Systems for dehumidification or drying of moist gas streams are known since long. Examples of such systems are found in, among others, U.S. Pat. No. 4,701,189 and US 2005/0235827, which disclose rotary drying wheels. The drying wheel contains a mass of absorbing or sorptive material (drying agent) that removes moisture from the gas stream by the vapour being absorbed. The moisture is picked up in the drying agent and the dry gas stream is forwarded for the use in a process or the like. After a prolonged dehumidification, the drying agent will be saturated with moisture, and therefore it is required that the moisture has to be driven out of the drying agent for enabling the drying to proceed. This is usually made by regeneration, i.e., that a heated gas stream passes through the drying wheel in an area separated from the passage of the moist gas stream. The heated air regenerates the drying wheel continuously, which thereby gives a continuous drying of the moist gas stream.

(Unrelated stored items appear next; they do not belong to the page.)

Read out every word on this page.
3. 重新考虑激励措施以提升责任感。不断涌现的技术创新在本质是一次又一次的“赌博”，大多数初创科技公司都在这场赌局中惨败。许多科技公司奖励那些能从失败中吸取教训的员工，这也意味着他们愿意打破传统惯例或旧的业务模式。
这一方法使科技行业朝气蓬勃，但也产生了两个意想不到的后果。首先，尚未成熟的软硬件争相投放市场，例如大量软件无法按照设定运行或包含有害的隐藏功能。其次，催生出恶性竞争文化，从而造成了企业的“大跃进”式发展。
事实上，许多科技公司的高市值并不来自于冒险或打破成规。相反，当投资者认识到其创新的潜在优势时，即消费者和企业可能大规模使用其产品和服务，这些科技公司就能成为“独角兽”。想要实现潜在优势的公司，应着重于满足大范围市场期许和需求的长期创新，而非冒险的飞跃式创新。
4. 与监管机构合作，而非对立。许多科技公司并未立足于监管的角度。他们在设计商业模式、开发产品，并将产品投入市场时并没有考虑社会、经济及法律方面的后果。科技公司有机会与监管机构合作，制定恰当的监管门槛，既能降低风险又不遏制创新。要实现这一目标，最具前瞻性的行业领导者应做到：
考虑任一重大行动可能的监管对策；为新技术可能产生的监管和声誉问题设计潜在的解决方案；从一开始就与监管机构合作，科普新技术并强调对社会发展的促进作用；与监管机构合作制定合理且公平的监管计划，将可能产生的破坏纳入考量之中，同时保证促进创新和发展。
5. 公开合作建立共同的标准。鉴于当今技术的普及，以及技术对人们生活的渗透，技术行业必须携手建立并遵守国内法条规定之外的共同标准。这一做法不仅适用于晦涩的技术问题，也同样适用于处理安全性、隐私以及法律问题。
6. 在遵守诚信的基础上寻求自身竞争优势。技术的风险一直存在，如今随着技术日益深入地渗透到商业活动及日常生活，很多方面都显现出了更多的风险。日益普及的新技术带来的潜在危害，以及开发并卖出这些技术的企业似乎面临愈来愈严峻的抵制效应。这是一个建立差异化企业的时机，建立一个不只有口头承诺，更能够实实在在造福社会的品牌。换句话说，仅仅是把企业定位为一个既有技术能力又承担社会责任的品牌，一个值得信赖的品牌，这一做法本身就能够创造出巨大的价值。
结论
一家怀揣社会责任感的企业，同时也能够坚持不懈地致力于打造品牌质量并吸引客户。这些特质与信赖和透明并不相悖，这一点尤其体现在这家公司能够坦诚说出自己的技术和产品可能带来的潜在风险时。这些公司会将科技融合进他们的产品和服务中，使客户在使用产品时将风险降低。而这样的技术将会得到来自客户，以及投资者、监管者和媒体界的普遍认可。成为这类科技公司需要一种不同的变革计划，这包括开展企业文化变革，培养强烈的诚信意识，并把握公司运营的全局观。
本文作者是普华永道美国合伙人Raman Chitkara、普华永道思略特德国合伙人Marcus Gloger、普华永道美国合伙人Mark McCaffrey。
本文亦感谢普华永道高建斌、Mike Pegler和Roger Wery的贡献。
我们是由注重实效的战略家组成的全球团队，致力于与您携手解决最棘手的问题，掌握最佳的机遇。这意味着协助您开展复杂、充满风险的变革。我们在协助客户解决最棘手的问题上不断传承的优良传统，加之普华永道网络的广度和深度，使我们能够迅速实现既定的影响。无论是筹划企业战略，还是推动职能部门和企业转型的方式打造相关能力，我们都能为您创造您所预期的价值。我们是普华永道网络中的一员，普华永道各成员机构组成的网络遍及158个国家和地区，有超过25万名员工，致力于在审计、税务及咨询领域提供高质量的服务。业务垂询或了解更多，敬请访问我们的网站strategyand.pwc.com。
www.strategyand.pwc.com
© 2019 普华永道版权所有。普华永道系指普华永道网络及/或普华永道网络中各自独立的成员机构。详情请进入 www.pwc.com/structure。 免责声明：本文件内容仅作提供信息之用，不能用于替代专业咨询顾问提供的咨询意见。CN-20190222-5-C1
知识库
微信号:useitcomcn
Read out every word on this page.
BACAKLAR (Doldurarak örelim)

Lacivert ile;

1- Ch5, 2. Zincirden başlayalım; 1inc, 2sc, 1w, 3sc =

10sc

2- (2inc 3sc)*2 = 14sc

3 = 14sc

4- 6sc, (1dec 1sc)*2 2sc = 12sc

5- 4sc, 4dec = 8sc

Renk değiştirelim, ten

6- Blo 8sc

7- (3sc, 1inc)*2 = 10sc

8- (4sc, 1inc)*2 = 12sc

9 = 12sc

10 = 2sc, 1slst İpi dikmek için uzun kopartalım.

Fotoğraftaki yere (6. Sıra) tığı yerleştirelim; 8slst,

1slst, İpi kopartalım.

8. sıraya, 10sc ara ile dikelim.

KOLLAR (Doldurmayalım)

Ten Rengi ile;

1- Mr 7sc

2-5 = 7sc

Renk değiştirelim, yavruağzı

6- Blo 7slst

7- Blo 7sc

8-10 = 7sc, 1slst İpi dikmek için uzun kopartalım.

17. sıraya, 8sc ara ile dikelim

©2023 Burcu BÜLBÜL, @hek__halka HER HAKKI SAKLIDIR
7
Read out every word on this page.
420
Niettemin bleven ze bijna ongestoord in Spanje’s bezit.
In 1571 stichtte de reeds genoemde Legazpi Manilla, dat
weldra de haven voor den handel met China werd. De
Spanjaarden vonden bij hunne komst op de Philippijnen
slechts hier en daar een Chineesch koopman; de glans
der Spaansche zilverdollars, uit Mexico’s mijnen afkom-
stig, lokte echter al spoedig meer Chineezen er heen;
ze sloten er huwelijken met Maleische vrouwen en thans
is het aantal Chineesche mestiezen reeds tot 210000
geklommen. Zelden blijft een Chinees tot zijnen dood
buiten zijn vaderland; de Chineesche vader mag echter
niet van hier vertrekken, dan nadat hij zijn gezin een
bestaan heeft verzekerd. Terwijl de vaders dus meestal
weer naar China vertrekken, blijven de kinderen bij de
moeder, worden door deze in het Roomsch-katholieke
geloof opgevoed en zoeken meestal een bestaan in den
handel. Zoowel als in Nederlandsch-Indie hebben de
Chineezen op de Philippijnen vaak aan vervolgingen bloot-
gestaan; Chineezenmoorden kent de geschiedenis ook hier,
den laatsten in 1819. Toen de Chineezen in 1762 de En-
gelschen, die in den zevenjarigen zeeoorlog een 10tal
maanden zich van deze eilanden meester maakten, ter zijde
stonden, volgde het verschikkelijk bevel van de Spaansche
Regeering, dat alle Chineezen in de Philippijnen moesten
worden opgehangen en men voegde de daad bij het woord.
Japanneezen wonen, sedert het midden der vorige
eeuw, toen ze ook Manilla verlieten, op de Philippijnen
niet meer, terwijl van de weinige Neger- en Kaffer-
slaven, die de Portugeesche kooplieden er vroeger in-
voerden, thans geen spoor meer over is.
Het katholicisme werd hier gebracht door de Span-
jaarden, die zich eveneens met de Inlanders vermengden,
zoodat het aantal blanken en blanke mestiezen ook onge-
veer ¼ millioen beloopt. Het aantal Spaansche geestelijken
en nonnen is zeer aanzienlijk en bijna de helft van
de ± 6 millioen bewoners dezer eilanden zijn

A problem of such drying wheels is that, upon absorption of vapour, latent heat in the gas stream is converted into sensible heat, i.e., the evaporation energy in absorption increases the temperature of the gas and drying agent, which impairs its absorption capacity. Likewise, also the regeneration increases the temperature of the drying wheel.
US 2011/0132191 and US 2012/0125198 disclose proposals of solutions wherein a separate gas stream for the cooling of the absorbing drying agent flows through the drying wheel in a delimited zone or sector separated from the main flow of the gas to be dried and the regeneration flow. Disadvantages of these solutions are that they require an additional flow for the cooling gas with associated equipment and that the available sector for the drying of the gas in the main flow is reduced, which impairs the capacity of the drying wheel. Another disadvantage is that the cooling sector only cools the drying agent in the beginning of its revolution; during the remaining part of the revolution, the drying agent is heated during the absorption.
JP 60-102919 discloses a system for dehumidification of air with high air humidity using a dehumidifying rotor, wherein a part of a dehumidified air stream is passed through a heat exchanger rotor that lowers its temperature, whereupon a part of this dehumidified cooled air is mixed with moist air in order to lower the air humidity of the incoming air that then is sent to the dehumidifying rotor. A disadvantage of this system is that the cooled air does not essentially contribute to the lowering of the temperature of the rotor. Therefore, there is a need of developing systems and methods for improving the performance of sorption dryers, particularly for high air humidities.